Heidegger’s claim now is that “the belonging–together of νοεῖν (apprehension) and εἶναι (Being), which is said in the saying of Parmenides, is nothing but this reciprocal relation” of δίκη and τέχνη (GA 40, 174/IM, 184). It cannot be exaggerated how far removed Heidegger’s sense of justice (δίκη) is from a moral–juridical one; he means it in a radically ontological sense as how Being gives the world its fit, its sense of an articulated, structured whole that nevertheless always threatens to exceed us and leave us destitute and at a loss for understanding. As such, δίκη beckons human creative τέχνη but also suspends these efforts over disaster “as the deepest and broadest Yes to the overwhelming” (GA 40, 172/IM, 182), for our works can never get out past Being and produce an everlasting dispensation that will bring the becoming of Being to an end. And so: “apprehension, in its belonging-together with Being (δίκη), is such that it uses violence, and as doing violence is an urgency, and as an urgency is undergone only in the necessity of a struggle [in the sense of πόλεμος and ἔρις]” (GA 40, 176/IM, 186; Heidegger’s brackets). If thinking is apprehension, in this sense of engaging the meaning of Being in a creative πόλεμος, an interpretive confrontation over the constitution of the world, then Being and thinking belong together in a manner prior to logic or to representational thinking. But through Plato emerged a form of thinking that reduces apprehension to the apprehension of an idea (GA 40, 189–90/IM, 200), and so the inception with Parmenides and Heraclitus collapses: “Consequently, what really is, is what always is, ἀεὶ ὄν. What is continuously coming to presence is what we must go back to, in advance, in all comprehending and producing of anything: the model, the idea” (GA 40, 201/IM, 215). Logic and representational thinking are grounded upon an interpretation of Being as what is always in the supersensory other–world.
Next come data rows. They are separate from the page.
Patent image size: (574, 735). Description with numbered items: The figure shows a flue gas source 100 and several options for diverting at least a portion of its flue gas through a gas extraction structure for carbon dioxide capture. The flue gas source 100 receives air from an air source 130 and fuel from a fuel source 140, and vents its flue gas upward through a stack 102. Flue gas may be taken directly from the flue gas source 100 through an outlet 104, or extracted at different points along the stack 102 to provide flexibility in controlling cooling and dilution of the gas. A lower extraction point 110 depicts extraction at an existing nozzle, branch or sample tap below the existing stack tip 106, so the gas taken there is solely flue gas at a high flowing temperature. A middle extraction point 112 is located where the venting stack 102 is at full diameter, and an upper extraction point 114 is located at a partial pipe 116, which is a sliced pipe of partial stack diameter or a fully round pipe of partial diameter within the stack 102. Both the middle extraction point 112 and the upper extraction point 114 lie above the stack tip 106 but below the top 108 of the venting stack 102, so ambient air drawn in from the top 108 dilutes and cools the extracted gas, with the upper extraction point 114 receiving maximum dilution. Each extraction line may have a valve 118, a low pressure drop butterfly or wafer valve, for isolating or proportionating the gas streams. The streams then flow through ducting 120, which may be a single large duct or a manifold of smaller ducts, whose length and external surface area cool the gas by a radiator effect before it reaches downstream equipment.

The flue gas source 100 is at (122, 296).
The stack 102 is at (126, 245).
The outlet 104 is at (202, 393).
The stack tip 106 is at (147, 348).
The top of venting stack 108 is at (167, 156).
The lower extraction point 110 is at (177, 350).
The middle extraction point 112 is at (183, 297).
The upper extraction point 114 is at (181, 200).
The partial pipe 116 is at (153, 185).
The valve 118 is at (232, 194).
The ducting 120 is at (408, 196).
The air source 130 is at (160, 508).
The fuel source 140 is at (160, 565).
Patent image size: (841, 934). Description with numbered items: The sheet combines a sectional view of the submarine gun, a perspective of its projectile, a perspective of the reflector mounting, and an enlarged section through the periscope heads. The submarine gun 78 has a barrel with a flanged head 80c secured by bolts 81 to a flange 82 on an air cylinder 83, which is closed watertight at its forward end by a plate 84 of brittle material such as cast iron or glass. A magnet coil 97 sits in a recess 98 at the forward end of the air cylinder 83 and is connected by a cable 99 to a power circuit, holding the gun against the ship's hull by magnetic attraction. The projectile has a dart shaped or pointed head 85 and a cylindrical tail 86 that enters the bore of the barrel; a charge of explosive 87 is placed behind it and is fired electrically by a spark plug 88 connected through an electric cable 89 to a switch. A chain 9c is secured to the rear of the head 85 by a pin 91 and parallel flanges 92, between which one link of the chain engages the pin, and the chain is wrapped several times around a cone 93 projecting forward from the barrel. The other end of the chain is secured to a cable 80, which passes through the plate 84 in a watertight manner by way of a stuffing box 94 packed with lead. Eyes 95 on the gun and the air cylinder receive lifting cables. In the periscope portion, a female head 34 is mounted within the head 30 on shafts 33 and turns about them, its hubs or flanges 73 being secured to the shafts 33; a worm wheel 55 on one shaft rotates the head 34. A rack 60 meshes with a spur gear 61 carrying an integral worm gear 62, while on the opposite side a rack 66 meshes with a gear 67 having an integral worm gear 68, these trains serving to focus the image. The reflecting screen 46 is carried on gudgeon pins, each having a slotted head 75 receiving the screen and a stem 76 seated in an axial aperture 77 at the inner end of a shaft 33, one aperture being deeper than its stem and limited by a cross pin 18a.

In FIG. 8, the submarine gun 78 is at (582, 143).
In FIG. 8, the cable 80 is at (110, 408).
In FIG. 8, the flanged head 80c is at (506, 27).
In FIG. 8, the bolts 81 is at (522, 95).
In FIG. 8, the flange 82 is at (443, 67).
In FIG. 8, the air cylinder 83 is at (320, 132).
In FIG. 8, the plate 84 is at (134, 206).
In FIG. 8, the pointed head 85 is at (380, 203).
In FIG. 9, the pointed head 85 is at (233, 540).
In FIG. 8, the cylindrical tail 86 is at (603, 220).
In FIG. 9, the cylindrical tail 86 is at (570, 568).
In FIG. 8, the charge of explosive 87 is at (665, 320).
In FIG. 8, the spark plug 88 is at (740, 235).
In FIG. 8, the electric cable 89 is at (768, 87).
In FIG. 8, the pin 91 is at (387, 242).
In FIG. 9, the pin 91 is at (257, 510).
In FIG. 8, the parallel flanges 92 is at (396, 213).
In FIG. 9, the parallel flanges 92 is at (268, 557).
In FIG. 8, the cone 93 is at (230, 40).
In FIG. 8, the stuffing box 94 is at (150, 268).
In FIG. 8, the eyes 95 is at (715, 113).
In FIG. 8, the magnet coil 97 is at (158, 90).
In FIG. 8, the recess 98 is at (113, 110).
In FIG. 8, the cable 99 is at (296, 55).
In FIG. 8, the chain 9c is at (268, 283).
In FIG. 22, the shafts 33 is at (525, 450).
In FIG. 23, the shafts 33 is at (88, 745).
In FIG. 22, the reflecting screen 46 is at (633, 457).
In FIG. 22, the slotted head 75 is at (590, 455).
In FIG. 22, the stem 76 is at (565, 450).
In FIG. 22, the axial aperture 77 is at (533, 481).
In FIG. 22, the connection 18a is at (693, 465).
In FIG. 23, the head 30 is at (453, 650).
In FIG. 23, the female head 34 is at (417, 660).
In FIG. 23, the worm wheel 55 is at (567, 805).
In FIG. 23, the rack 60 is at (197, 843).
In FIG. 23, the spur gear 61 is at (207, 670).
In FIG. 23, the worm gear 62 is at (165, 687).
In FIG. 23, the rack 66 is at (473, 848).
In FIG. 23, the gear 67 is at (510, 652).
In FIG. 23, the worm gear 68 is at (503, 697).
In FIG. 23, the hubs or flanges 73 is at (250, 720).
We know the final opposition, Being and the ought, well enough: Being, what is, may well be opposed to what ought to be. Heidegger again sees the root of this in Plato’s ideas: “As Being itself becomes fixed in its character as idea, it also tends to make up for the ensuing degradation of Being. But by now, this can occur only by setting something above Being that Being never yet is, but always ought to be” (GA 40, 206/IM, 220). Heidegger deems this a nihilism that manifests the oblivion of Being (GA 40, 211–12/IM, 226), for it has laid the foundation for value-thinking: values become the ground for the ought as what negate Being and set something up in its stead as what ought to be. And this is where Heidegger makes his infamous claim, when, condemning the theories of hack Nazi Party intellectuals, he writes that, “what is peddled about nowadays as the philosophy of National Socialism, but which has not the least to do with the inner truth and greatness of this movement [namely, the encounter between global technology and modern humanity] is fishing in these troubled waters of ‘values’ and ‘totalities’” (GA 40, 208/IM, 221; Heidegger’s brackets). At this point, the reader must decide how far to go with Heidegger in this Introduction : Is the question of Being more than an empty word-play, and if it is, does it really imply the intellectual and political deconstruction of the West that Heidegger demands? Or does the Western tradition retain resources that exceed Heidegger’s apocalyptic confrontation?


NOTES AND REFERENCES


1 See Herbert Marcuse and Martin Heidegger, “An Exchange of Letters” and Jürgen Habermas, “Martin Heidegger: On the Publication of the Letters of 1935,” in ed. Richard Wolin, The Heidegger Controversy (Cambridge: MIT Press, 1993).

2 See Gregory Fried, “What’s in a Word? Heidegger’s Grammar and Etymology of ‘Being,’” in ed. R. Polt and G. Fried, A Companion to Heidegger’s Introduction to Metaphysics (New Haven: Yale University Press, 2001).

{ beyng.com:: IM page references in the original have been updated to 2nd edition pagination. Greek words have been un-Roman-ized where Heidegger used Greek. }

3 For more on this theme, see Gregory Fried, Heidegger’s Polemos: From Being to Politics (New Haven: Yale University Press, 2000).